To assess the involvement of Meth induced IL-1β in enhanced HIV-1 replication, we blocked IL-1 signaling using exogenous IL-1RA. Cells were pretreated with IL-1RA and/or Meth, for 24 h before exposure to HIV-1; IL-1RA and Meth were then administered daily. When HIV-1 infected CD4+ T-cells were co-treated with IL-1RA and Meth, the effect of Meth on enhancing HIV-1 replication was significantly attenuated in a dose dependent manner. We observed that while 200 ng/mL IL-1RA was sufficient to reduce the effect of Meth on HIV-1 replication, virus replication in these cells was still significantly higher than in HIV+ cells (Figure 5F). However, when cells were treated with higher concentrations of IL-1RA (400 ng/mL) prior to Meth treatment, HIV-1 replication was significantly inhibited (Figure 5F). Notably, when HIV-1 infected CD4+ T-cells were treated with IL-1RA alone, there was no change in HIV-1 replication (Figure S1A).
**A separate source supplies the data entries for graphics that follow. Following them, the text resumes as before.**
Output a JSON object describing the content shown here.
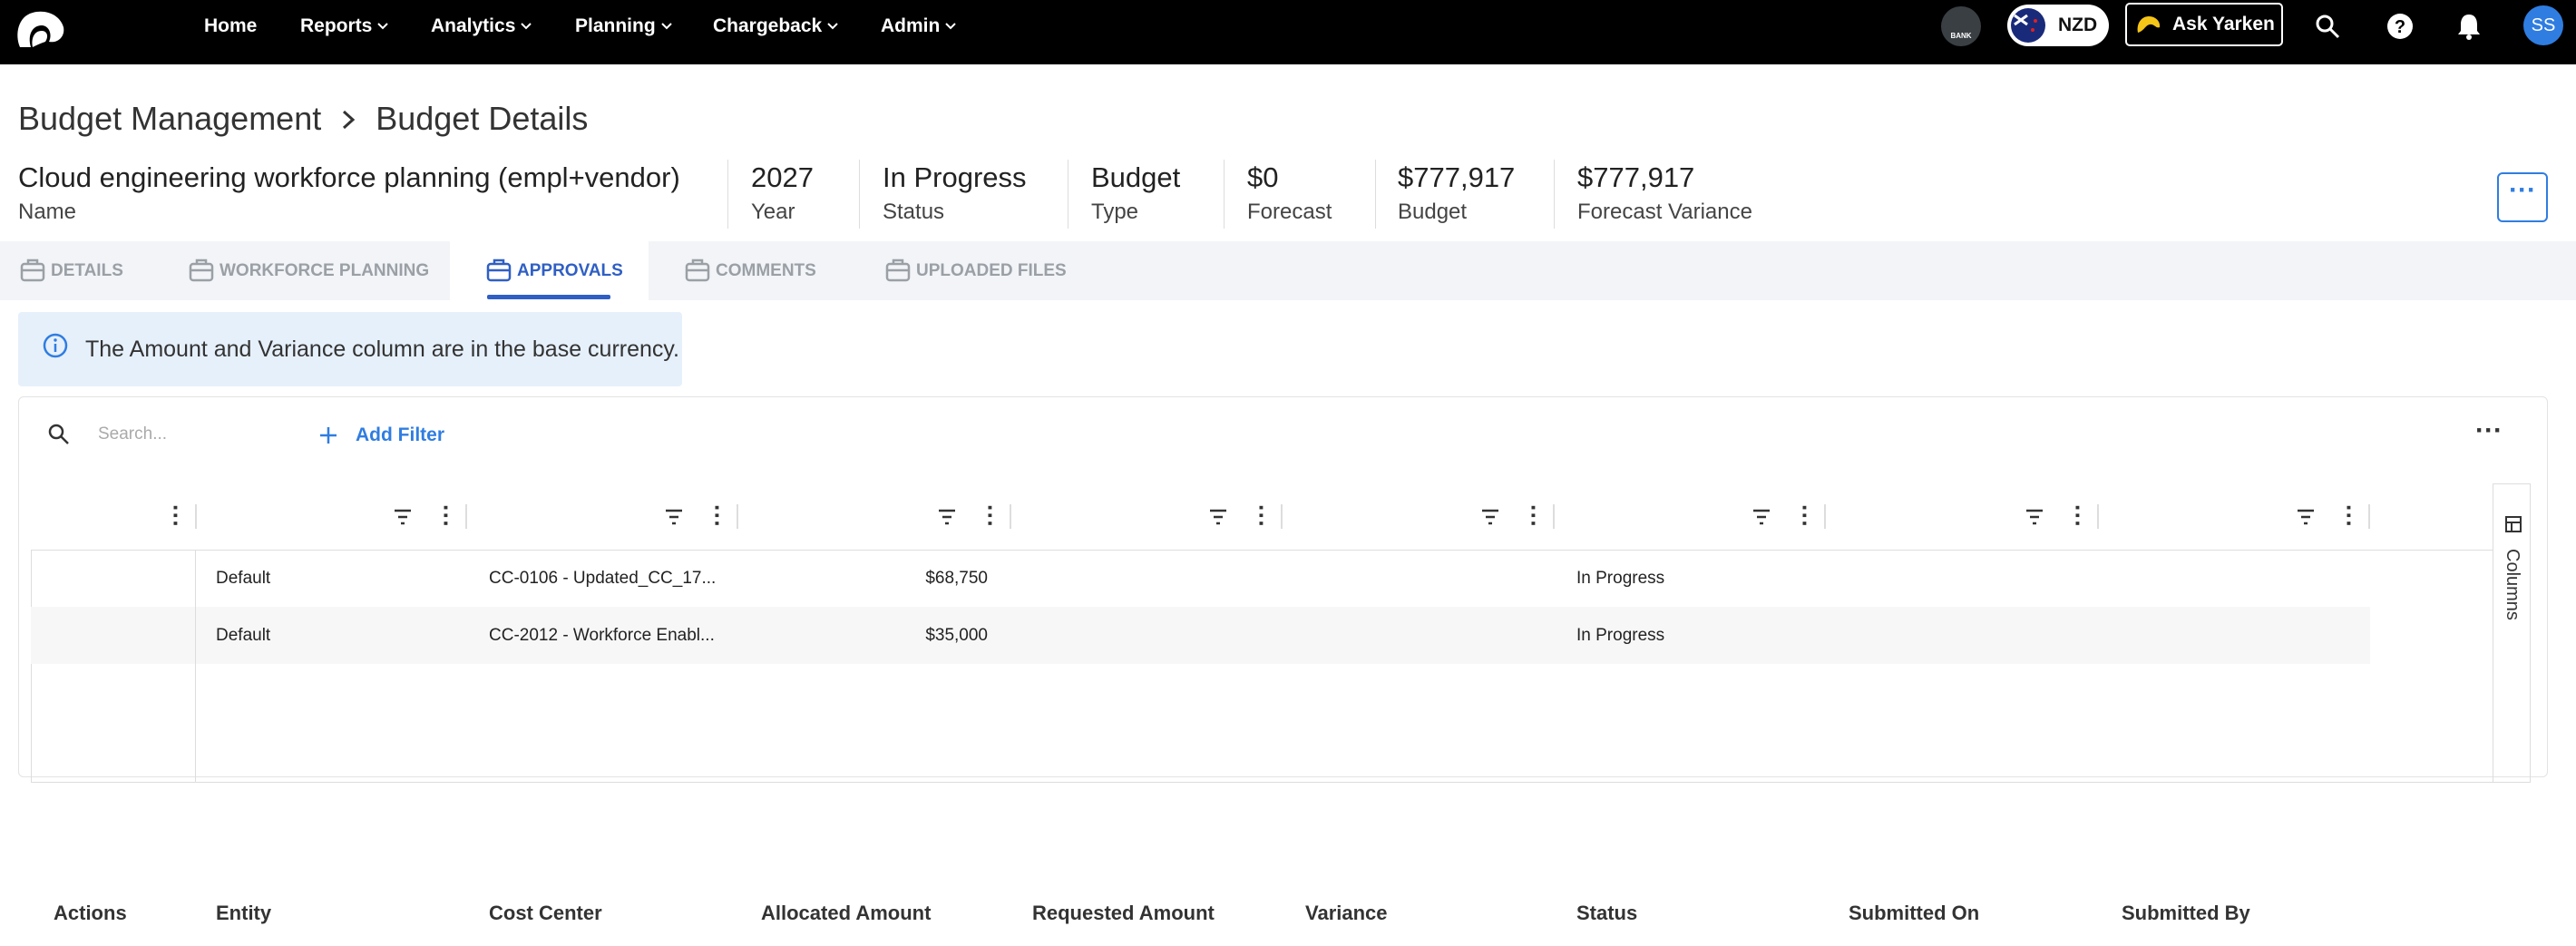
{
  "nav": {
    "items": [
      "Home",
      "Reports",
      "Analytics",
      "Planning",
      "Chargeback",
      "Admin"
    ],
    "bank_label": "BANK",
    "currency": "NZD",
    "ask_button": "Ask Yarken",
    "avatar": "SS"
  },
  "breadcrumb": [
    "Budget Management",
    "Budget Details"
  ],
  "summary": [
    {
      "value": "Cloud engineering workforce planning (empl+vendor)",
      "label": "Name"
    },
    {
      "value": "2027",
      "label": "Year"
    },
    {
      "value": "In Progress",
      "label": "Status"
    },
    {
      "value": "Budget",
      "label": "Type"
    },
    {
      "value": "$0",
      "label": "Forecast"
    },
    {
      "value": "$777,917",
      "label": "Budget"
    },
    {
      "value": "$777,917",
      "label": "Forecast Variance"
    }
  ],
  "tabs": [
    "DETAILS",
    "WORKFORCE PLANNING",
    "APPROVALS",
    "COMMENTS",
    "UPLOADED FILES"
  ],
  "active_tab": "APPROVALS",
  "info": "The Amount and Variance column are in the base currency.",
  "toolbar": {
    "search_placeholder": "Search...",
    "add_filter": "Add Filter"
  },
  "grid": {
    "columns": [
      "Actions",
      "Entity",
      "Cost Center",
      "Allocated Amount",
      "Requested Amount",
      "Variance",
      "Status",
      "Submitted On",
      "Submitted By"
    ],
    "rows": [
      {
        "entity": "Default",
        "cost_center": "CC-0106 - Updated_CC_17...",
        "allocated_amount": "$68,750",
        "status": "In Progress"
      },
      {
        "entity": "Default",
        "cost_center": "CC-2012 - Workforce Enabl...",
        "allocated_amount": "$35,000",
        "status": "In Progress"
      }
    ],
    "side_panel": "Columns"
  }
}
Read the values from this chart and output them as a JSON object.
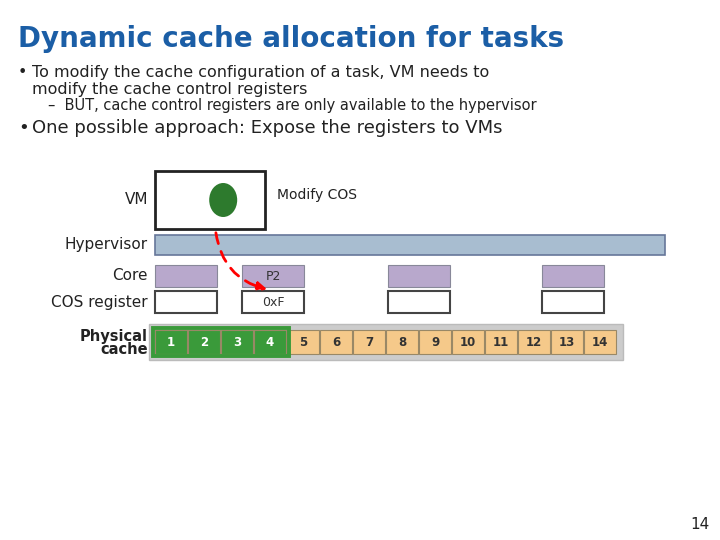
{
  "title": "Dynamic cache allocation for tasks",
  "title_color": "#1B5EA6",
  "title_fontsize": 20,
  "bullet1_line1": "To modify the cache configuration of a task, VM needs to",
  "bullet1_line2": "modify the cache control registers",
  "sub_bullet1": "BUT, cache control registers are only available to the hypervisor",
  "bullet2": "One possible approach: Expose the registers to VMs",
  "text_color": "#222222",
  "bullet_fontsize": 11.5,
  "sub_bullet_fontsize": 10.5,
  "bullet2_fontsize": 13,
  "bg_color": "#ffffff",
  "hypervisor_color": "#A8BDD0",
  "core_color": "#B8A8CC",
  "cos_color": "#ffffff",
  "vm_box_color": "#ffffff",
  "circle_color": "#2D7A2D",
  "physical_cache_color": "#F5C98A",
  "physical_cache_green": "#3A9A3A",
  "gray_bg": "#cccccc",
  "page_number": "14",
  "cache_cells": [
    "1",
    "2",
    "3",
    "4",
    "5",
    "6",
    "7",
    "8",
    "9",
    "10",
    "11",
    "12",
    "13",
    "14"
  ],
  "green_cells": [
    0,
    1,
    2,
    3
  ]
}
Next, we analyzed IL-1β mRNA expression in HIV-1 infected CD4+ T-cells that were untreated, or treated with Meth, or treated with Meth and IL-1RA together. We observed that HIV+Meth+IL-1RA200ng/mL samples showed only slightly increased IL-1β mRNA expression, while IL-1β mRNA expression remained unchanged in HIV+Meth+IL-1RA400ng/mL samples relative to HIV+ controls (Figure 5G). These results are consistent with the pattern we observed during HIV-1 replication, wherein Meth augments IL-1β mRNA and HIV-1 replication, but these effects are slightly reduced in the presence of 200 ng/mL IL-1RA, and completely abrogated in the presence of 400 ng/mL IL-1RA.
Taken together, these results demonstrate that IL-1 signaling is important for Meth mediated effects on HIV-1 replication. Specifically, our results showed that increased IL-1β expression during Meth treatment plays a role in enhanced HIV-1 replication. Further, we observed relatively unchanged expression of miR-146a, TRAF6, and IRAK1 among HIV+, HIV+Meth, HIV+Meth+IL1RA200ng/mL, and HIV+Meth+IL-1RA400ng/mL samples (Figures S1B,C), suggesting that an IL-1β positive feedback loop is central to enhanced HIV-1 replication in the presence of Meth.